Launched in 2005, MyFitnessPal is a diet and fitness app and website that allows users to log their food intake and track their nutrition, as well as their exercise. The app was bought by Under Armour in 2015, at a time when MyFitnessPal had over 80 million users, for $475 million. Over time, the number of users on the app grew to over 200 million. 

In 2018, Under Armour's shares dropped by 3.8% after the company announced that MyFitnessPal had been hacked, placing the username, email address, and password information of about 150 million of the app's users at risk. 

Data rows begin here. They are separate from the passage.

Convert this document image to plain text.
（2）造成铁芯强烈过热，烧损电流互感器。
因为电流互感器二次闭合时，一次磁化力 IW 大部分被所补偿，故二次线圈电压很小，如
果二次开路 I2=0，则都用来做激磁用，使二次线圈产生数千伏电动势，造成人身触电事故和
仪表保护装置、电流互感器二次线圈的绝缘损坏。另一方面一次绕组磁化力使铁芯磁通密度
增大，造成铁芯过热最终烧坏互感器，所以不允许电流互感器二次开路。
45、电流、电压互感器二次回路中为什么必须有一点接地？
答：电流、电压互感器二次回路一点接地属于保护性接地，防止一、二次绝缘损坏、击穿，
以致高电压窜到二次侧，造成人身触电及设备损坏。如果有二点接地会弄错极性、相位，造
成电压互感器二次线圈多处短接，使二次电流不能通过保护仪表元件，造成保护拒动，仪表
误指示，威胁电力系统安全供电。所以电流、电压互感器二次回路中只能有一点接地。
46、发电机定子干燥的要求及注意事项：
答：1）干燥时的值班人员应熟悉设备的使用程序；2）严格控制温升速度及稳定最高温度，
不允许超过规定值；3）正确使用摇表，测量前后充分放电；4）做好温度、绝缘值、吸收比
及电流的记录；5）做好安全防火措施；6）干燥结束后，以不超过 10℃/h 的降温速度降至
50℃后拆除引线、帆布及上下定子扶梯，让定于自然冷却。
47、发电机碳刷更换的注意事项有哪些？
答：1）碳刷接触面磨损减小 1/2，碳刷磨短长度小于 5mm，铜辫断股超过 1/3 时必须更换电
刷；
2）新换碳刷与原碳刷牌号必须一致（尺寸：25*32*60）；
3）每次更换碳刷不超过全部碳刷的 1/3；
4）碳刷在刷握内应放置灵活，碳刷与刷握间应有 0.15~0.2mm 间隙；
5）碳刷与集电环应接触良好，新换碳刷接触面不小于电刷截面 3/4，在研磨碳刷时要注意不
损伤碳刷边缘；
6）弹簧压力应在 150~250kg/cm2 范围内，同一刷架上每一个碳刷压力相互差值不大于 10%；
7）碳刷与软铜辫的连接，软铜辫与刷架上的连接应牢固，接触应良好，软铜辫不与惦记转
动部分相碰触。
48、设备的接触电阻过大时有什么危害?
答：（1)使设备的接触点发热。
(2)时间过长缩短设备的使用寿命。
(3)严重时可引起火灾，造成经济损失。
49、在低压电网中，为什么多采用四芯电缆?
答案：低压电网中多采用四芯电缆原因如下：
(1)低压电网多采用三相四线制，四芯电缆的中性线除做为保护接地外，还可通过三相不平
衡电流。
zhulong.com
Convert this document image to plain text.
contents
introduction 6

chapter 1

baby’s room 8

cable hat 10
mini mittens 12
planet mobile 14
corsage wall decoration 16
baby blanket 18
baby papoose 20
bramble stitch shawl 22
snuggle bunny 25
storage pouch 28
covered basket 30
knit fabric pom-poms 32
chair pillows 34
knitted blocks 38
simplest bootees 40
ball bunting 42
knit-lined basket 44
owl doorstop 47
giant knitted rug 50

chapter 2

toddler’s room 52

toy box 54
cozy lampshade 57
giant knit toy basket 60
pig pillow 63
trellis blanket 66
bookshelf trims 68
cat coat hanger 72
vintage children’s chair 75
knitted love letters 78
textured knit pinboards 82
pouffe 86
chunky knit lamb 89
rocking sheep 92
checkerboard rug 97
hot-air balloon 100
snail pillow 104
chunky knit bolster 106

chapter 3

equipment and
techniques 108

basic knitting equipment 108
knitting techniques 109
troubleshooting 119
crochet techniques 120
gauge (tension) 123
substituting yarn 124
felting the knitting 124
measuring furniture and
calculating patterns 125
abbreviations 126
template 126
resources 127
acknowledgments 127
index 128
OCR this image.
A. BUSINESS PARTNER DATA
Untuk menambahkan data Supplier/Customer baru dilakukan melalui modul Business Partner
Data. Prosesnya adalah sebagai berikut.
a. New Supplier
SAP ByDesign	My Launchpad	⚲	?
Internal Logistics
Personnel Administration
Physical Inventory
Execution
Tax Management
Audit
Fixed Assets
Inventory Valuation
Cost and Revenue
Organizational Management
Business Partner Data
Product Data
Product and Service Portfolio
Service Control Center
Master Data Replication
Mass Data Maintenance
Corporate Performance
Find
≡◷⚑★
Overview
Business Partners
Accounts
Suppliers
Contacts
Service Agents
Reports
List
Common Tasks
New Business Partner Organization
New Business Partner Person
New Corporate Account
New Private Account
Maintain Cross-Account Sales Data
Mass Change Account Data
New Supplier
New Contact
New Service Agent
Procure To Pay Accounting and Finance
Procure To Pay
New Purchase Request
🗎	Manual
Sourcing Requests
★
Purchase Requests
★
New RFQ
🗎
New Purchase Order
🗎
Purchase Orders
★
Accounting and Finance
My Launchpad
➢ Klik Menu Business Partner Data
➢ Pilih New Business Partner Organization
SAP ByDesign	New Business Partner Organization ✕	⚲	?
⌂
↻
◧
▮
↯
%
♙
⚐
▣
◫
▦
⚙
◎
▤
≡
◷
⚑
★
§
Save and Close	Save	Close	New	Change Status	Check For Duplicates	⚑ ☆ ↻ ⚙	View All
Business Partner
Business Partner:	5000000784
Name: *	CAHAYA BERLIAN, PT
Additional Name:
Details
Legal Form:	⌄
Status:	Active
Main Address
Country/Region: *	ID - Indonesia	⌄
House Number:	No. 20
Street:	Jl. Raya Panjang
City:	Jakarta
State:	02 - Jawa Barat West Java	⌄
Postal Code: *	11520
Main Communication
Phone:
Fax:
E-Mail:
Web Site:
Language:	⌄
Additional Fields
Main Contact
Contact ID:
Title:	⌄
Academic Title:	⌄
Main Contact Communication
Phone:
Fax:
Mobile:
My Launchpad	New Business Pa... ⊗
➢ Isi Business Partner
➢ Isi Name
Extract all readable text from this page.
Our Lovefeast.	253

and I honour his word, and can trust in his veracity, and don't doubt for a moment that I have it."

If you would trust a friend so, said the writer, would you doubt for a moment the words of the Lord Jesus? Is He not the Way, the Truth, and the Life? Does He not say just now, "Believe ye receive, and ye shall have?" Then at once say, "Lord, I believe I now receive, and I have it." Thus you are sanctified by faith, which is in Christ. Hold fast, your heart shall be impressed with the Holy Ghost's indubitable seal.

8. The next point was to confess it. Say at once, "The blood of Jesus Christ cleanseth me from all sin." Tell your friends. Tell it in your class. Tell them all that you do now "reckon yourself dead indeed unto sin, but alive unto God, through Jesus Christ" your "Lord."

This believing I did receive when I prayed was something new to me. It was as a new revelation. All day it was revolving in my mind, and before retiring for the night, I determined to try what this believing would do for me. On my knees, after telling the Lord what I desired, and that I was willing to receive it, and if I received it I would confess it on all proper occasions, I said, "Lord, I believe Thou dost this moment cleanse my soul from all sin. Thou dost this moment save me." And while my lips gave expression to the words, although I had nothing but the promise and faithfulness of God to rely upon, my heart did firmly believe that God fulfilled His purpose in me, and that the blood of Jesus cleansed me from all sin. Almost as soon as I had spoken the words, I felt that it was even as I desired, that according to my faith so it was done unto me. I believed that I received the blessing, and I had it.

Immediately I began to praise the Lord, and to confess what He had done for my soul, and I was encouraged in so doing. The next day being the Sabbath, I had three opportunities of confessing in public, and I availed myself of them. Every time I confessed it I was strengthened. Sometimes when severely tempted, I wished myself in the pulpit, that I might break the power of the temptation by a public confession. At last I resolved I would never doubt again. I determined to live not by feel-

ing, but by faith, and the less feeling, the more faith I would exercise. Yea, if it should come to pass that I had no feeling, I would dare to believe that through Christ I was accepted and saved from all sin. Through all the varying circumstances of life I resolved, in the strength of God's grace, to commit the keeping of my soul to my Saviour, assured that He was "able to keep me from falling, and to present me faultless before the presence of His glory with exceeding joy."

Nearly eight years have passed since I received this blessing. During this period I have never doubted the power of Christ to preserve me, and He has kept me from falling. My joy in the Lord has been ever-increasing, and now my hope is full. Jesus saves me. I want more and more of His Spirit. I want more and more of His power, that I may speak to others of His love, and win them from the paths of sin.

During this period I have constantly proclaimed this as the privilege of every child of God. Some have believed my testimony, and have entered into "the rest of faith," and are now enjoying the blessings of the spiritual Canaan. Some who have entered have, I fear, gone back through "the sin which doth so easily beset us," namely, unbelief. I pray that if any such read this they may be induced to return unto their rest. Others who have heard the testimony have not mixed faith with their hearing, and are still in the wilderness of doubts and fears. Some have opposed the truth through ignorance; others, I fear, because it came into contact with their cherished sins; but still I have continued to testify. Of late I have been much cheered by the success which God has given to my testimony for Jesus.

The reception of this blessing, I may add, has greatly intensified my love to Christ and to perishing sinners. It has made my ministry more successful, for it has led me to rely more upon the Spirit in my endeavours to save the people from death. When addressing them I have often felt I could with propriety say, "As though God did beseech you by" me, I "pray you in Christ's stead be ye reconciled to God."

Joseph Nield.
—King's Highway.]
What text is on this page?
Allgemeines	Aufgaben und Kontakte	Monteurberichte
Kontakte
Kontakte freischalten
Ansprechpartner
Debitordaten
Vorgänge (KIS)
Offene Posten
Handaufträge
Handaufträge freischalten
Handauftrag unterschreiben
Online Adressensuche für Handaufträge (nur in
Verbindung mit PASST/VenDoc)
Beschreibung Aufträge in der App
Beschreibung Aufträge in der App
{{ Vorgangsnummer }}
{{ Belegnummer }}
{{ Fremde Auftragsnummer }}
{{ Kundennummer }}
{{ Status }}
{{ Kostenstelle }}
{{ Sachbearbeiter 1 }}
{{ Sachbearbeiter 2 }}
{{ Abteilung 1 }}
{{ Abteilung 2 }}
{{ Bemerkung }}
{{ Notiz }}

Debt financing for the sale was provided by MidCap Financial.

"As part of our ongoing transformation, we are committed to actively managing our business to ensure that our strategies and assets are prioritized to connect even more deeply with our target consumer – the Focused Performer," Under Armour president and CEO, Patrik Frisk, said in October. 

"This announcement reduces the complexity of our consumer's brand journey by empowering sharper alignment with our long-term digital strategy as we work towards a singular, cohesive UA ecosystem. Additionally, it affords us investment flexibility to drive greater return and value to our shareholders over the long-run."

In October, Under Armour beat quarterly revenue estimates, thanks in part to online demand for athletic apparel and sneakers, as more consumers work out at home or outside during the Covid-19 pandemic. The boost marked a bright spot for Under Armour after the company saw its revenue plummet by 41% in the second quarter, as the pandemic caused physical stores to temporarily shut down. 

The company predicted its full year 2020 revenue to be down by a percentage in the high-teens, a significant improvement from the 25.7% drop previously predicted by analysts.